Constraining Cosmology with Big Data Statistics of Cosmological Graphs

Abstract

By utilizing large-scale graph analytic tools implemented in the modern Big Data platform, Apache Spark, we investigate the topological structure of gravitational clustering in five different universes produced by cosmological N-body simulations with varying parameters: (1) a WMAP 5-year compatible cosmology, (2) two different dark energy equation of state variants, and (3) two different cosmic matter density variants. For the Big Data calculations, we use a custom build of stand-alone Spark/Hadoop cluster at Korea Institute for Advanced Study (KIAS) and Dataproc Compute Engine in Google Cloud Platform (GCP) with the sample size ranging from 7 millions to 200 millions.
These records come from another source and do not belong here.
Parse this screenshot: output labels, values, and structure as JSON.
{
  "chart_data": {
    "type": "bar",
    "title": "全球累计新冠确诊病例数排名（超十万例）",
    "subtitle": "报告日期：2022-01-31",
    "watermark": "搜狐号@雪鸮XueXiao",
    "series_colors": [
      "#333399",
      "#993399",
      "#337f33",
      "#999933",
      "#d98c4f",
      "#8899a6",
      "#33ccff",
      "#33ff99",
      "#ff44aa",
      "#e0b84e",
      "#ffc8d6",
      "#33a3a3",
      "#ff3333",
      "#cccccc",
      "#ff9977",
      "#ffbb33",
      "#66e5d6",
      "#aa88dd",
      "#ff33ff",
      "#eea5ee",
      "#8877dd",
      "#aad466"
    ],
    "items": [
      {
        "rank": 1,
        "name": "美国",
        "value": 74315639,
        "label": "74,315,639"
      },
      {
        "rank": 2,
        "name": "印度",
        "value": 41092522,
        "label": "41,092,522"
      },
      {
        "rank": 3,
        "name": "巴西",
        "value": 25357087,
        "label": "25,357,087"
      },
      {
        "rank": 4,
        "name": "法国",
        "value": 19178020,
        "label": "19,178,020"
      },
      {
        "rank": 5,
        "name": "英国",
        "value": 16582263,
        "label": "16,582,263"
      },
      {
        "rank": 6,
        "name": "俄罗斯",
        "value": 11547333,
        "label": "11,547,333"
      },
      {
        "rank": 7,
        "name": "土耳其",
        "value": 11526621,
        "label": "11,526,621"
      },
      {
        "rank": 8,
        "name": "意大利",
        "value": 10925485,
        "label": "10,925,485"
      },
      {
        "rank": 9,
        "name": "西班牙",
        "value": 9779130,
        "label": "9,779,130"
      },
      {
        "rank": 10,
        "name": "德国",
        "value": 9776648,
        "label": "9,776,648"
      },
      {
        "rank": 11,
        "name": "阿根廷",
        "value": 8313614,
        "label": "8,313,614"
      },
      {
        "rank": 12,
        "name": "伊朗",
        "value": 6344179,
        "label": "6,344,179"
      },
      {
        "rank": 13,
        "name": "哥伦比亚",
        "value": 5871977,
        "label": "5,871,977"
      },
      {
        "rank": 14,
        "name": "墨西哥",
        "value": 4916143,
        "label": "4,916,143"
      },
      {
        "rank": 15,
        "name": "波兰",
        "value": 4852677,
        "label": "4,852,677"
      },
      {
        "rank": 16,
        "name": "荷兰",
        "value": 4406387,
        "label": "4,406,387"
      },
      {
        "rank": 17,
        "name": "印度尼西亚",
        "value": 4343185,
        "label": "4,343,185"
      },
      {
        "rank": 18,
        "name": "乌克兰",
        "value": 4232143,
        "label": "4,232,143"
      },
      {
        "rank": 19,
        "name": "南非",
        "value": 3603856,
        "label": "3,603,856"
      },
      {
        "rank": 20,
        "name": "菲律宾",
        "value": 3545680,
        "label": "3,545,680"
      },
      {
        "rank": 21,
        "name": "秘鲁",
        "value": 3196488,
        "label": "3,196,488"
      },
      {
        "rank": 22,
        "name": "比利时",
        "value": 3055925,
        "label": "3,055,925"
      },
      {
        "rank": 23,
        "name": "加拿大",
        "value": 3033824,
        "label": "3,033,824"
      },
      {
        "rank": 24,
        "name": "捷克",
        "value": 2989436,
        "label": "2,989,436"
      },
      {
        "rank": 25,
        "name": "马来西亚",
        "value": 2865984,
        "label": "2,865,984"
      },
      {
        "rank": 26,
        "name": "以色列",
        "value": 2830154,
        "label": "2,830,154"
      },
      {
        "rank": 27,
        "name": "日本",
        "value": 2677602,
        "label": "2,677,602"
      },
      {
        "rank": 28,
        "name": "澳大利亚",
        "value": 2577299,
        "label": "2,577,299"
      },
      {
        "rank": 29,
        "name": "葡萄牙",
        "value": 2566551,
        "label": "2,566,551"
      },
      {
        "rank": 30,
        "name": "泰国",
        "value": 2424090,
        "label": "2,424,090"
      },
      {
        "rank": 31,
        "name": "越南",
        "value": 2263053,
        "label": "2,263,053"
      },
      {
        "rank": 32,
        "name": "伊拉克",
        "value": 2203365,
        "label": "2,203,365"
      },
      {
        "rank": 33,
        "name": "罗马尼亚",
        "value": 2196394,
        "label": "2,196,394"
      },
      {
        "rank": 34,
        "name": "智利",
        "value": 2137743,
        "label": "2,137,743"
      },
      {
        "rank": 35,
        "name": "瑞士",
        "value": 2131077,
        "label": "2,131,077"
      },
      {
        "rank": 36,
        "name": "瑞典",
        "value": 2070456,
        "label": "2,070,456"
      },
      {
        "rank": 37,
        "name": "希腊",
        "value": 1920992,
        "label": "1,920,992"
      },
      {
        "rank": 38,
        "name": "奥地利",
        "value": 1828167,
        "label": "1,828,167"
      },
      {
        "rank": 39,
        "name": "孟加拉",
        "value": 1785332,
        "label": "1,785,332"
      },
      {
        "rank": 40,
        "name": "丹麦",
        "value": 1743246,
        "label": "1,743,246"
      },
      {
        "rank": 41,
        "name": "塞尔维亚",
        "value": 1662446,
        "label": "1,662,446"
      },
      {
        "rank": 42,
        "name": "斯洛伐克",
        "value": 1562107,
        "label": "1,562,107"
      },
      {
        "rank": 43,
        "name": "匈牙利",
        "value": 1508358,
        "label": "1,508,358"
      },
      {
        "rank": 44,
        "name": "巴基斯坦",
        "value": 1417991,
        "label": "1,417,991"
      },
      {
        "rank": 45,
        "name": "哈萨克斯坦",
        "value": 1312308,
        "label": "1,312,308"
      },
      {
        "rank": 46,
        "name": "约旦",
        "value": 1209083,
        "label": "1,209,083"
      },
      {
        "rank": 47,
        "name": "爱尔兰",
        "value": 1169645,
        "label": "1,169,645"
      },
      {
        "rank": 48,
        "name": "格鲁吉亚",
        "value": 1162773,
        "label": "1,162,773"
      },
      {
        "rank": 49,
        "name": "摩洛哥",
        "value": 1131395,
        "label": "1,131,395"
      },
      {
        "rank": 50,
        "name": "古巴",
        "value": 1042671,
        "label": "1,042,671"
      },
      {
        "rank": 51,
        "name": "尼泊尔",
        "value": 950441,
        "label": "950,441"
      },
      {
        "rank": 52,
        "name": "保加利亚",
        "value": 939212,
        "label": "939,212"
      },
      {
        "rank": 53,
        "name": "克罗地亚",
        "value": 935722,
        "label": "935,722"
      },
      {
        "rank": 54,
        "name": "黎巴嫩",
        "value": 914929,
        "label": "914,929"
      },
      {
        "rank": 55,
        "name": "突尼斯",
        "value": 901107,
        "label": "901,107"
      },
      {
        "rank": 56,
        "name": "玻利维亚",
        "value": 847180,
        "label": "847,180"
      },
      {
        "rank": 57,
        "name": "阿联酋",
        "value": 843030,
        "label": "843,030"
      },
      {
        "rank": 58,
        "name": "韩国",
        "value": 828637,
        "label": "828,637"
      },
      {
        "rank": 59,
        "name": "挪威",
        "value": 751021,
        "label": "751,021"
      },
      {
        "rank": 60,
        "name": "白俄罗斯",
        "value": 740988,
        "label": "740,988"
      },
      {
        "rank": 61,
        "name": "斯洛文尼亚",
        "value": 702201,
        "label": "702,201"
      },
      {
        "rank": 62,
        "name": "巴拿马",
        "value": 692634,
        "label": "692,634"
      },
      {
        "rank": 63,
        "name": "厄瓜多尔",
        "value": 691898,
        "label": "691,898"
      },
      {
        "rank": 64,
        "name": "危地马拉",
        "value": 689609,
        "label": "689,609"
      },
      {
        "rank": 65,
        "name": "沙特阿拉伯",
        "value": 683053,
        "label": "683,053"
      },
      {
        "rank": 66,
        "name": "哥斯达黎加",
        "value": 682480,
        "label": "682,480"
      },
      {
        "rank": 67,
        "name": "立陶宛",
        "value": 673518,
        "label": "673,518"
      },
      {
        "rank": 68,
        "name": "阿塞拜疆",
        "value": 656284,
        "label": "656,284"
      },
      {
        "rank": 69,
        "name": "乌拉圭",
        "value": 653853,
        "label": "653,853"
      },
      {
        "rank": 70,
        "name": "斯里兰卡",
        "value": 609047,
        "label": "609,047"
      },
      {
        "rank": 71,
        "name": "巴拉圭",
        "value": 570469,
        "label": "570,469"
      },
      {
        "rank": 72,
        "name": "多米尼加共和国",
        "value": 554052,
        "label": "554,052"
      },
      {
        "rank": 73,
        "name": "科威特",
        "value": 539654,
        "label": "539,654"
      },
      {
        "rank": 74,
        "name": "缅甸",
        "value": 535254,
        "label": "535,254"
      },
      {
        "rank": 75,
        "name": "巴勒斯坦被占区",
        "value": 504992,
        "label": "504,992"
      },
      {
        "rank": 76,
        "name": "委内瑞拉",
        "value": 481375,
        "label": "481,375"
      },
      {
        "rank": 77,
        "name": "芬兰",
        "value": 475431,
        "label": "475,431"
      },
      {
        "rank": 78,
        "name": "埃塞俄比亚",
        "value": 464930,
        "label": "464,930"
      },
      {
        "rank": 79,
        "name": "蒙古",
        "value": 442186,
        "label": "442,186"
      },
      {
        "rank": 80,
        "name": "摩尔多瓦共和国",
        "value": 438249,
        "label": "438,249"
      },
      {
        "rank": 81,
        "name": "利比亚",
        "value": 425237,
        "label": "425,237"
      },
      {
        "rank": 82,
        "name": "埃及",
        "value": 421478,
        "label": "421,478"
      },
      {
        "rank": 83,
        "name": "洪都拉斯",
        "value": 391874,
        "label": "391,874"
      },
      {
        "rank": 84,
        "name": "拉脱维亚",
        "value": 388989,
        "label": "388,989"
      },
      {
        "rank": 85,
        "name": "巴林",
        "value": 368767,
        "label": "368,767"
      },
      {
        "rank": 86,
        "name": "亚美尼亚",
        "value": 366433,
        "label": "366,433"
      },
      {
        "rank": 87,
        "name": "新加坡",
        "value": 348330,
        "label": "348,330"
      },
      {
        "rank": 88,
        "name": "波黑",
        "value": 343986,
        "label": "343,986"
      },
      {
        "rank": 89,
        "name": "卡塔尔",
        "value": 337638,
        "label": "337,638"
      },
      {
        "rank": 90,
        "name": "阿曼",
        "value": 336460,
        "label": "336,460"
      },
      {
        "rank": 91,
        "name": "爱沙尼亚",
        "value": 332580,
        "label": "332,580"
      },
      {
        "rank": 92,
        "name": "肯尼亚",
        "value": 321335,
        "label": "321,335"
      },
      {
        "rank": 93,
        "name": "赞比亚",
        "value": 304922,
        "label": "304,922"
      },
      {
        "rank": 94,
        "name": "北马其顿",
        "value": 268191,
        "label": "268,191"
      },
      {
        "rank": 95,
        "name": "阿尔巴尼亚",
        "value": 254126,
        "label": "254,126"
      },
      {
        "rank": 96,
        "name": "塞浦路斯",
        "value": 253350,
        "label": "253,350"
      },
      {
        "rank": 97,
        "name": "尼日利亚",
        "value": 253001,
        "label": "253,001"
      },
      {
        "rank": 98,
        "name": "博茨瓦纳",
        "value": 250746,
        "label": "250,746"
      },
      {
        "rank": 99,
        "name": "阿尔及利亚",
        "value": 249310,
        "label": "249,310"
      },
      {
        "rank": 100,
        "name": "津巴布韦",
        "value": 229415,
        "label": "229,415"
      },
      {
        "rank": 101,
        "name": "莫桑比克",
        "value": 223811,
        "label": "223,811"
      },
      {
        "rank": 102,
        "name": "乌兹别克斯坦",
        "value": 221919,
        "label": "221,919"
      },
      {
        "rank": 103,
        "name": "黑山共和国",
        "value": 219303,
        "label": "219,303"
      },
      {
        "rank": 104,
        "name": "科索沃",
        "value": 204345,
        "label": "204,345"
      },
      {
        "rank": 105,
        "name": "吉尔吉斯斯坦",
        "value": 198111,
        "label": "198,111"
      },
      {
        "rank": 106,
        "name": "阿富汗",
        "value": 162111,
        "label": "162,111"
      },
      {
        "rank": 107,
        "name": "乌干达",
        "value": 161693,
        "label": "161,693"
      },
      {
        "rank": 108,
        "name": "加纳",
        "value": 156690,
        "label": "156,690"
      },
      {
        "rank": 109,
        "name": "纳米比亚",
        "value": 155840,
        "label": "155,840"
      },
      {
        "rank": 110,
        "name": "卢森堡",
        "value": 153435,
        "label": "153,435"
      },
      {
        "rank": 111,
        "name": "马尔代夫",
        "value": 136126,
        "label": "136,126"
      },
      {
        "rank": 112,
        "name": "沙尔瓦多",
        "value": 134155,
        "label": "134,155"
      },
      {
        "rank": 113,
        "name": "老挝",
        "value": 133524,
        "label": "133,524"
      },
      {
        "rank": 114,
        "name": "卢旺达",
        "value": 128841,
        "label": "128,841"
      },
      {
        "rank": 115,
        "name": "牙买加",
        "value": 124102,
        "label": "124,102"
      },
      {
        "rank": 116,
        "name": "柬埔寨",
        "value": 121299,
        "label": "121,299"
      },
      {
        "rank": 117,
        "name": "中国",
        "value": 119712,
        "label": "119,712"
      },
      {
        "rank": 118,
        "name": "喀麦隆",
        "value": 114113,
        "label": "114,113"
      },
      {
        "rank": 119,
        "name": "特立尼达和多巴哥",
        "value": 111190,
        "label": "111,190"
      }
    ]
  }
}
We find that among the many possible graph-topological measures, three simple ones: (1) the average of number of neighbors (the so-called average vertex degree) α, (2) closed-to-connected triple fraction (the so-called transitivity) τ, and (3) the cumulative number density ns5 of subcomponents with connected component size s 5, can effectively discriminate among the five model universes. Since these graph-topological measures are in direct relation with the usual n-points correlation functions of the cosmic density field, graph-topological statistics powered by Big Data computational infrastructure opens a new, intuitive, and computationally efficient window into the dark Universe.